Nací de la unión de una mujer y un hombre muy diferentes a los que sólo una vez vi besarse. Aprendí a hablar pronto, aprendí a caminar tarde; era yo un gato balbuciente. De mi infancia poco puedo decir más allá de las pinceladas de la inteligencia precoz, el candor arrollador y la tierna neblina de ser capaz de aceptar lo incomprensible. ¡Qué lástima comenzar a entender tan pronto! A medida que se me comía el mundo se fue extinguiendo la alegría que rebosaba. Creo que fue a los nueve cuando empecé a sentirme sola, sutilmente alejada de los amigos que hasta entonces había hecho. También comencé a escribir entonces: una obra de teatro de once páginas y una carta a mi profesor, alentada por mi madre, explicando cómo me hacían sentir las compañeras que me acosaban.
Curiosa preadolescencia, también temprana. Mis amigas crecían y yo tenía el pecho y las axilas lisas. Mi madre me consolaba. A mi padre lo recuerdo por la noche, los domingos y en verano, y en cada encuentro me extrañaba cómo nos íbamos apartando porque yo, supongo que a su pesar, tenía el modo de pensar de mi madre. Más de diez años tuvieron que pasar para que pudiéramos volver a entendernos.
Siguió la alienación infecciosa. Recuerdo una vez, en el coche de mi madre, eterna confidente, riña ocasional, en la que le dije que por entender demasiadas cosas no entendía nada, y me confesó que ella fue en mi edad así. Me parecía que cualquier otro era más feliz que yo.
Muchos descubrimientos con el primer amor y hoy alegría de que se terminara. En aquella época arrancó la epidemia de muertes. Me acordaba del entierro de mi abuela paterna cuando, después de que los médicos fallaran hasta cuatro meses antes en el diagnóstico del cáncer, se murió mi tío Juan. Para mi tía también comenzó la maldición de la vida. Y yo había estado triste, pero ése fue mi primer contacto con el verdadero dolor. Dos años más tarde, también de cáncer, murió mi abuelo materno. Unos meses después, el paterno. De la abuela que me queda nos dijeron que era Alzeheimer, y ahora está en cuerpo y nada más. Yo ya comenzaba a sentirme enferma de pena. Mientras tanto, en una pirueta imposible, saqué incluso buenas notas, perdí algunos amigos, hice otros. No fueron buenos años: los días se sucedían en una vorágine de enfado y tristeza profunda y soledad, aunque siempre me aseguraran que me querían y que, en realidad, no estaba sola.

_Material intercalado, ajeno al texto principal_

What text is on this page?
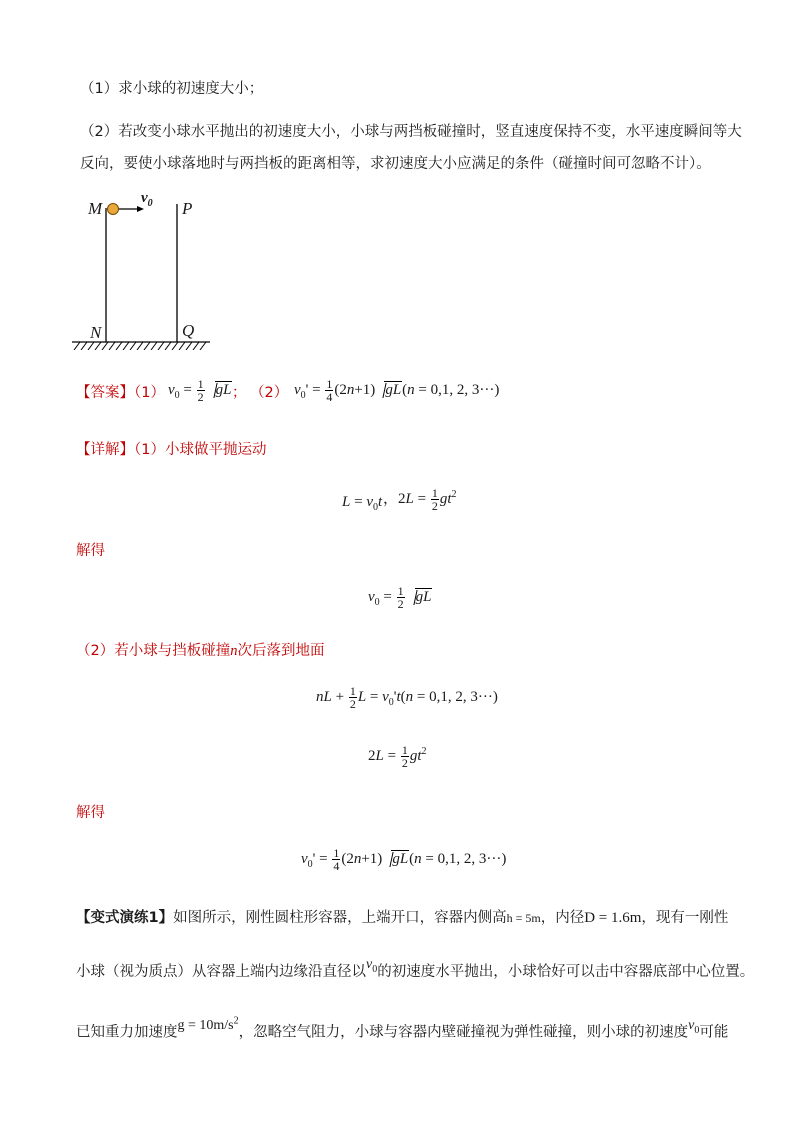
（1）求小球的初速度大小；
（2）若改变小球水平抛出的初速度大小，小球与两挡板碰撞时，竖直速度保持不变，水平速度瞬间等大
反向，要使小球落地时与两挡板的距离相等，求初速度大小应满足的条件（碰撞时间可忽略不计）。
M	P
N	Q
$v_0$
【答案】（1） $v_0 = \frac{1}{2}$ gL ； （2） $v_0' = \frac{1}{4} (2n+1) gL(n = 0,1$, 2, 3···)
【详解】（1）小球做平抛运动
$L = v_0t$ ， $2L = \frac{1}{2} gt^2$
解得
$v_0 = \frac{1}{2}$ gL
（2）若小球与挡板碰撞n次后落到地面
nL + $\frac{1}{2}$ $L = v_0't(n = 0,1$, 2, 3···)
$2L = \frac{1}{2} gt^2$
解得
$v_0' = \frac{1}{4} (2n+1) gL(n = 0,1$, 2, 3···)
【变式演练1】如图所示，刚性圆柱形容器，上端开口，容器内侧高h = 5m，内径D = 1.6m，现有一刚性
小球（视为质点）从容器上端内边缘沿直径以$v_0$的初速度水平抛出，小球恰好可以击中容器底部中心位置。
已知重力加速度$g = 10m/s^2$，忽略空气阻力，小球与容器内壁碰撞视为弹性碰撞，则小球的初速度$v_0$可能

Segundo amor, también duradero, presencia de la muerte de mi otro tío por la misma enfermedad, de por fin la separación de mis padres, del pesar y el llanto que ambos me ocasionaron. Mi madre también enfermó de cáncer y pasó los siguientes años dispuesta a vivir de verdad. Fue una época más feliz, pero yo sólo lo intuía. Comencé la terapia y, después, la medicación. Ruptura por en medio, amistad que se conservó. Con mi padre discutía a menudo y con mi madre viajaba mucho. Casi siempre nos entendíamos tanto que daba envidia, hoy lo extraño cada día. En un año y medio terminaba la carrera y entonces murió. Eternamente me repugnará el tabaco y eterna será mi recuperación.
Resultó que muchos no me querían realmente, pero también vi que sí que era querida de verdad, aunque nada superara el vínculo con mamá. Muchos me acogieron bajo sus alas y me acompañaron en mi tristeza sin adulterar. Terminé la carrera, comencé el máster y todavía no me explico cómo he sobrevivido. A todos doy gracias.
Al poco de morir mi madre sucedió un milagro y él apareció en mi vida. Ya vivimos juntos, ya planeamos más, ya tengo complicidad definitiva, amparo constante, amor ideal. He vuelto a temer a la muerte. Allí te veré de nuevo, mamá, pero no quiero despedirme de lo que aquí tengo. Me parezco un poco más a aquella niña risueña, sigo escribiendo (he mejorado algo)... mañana, Dios dirá.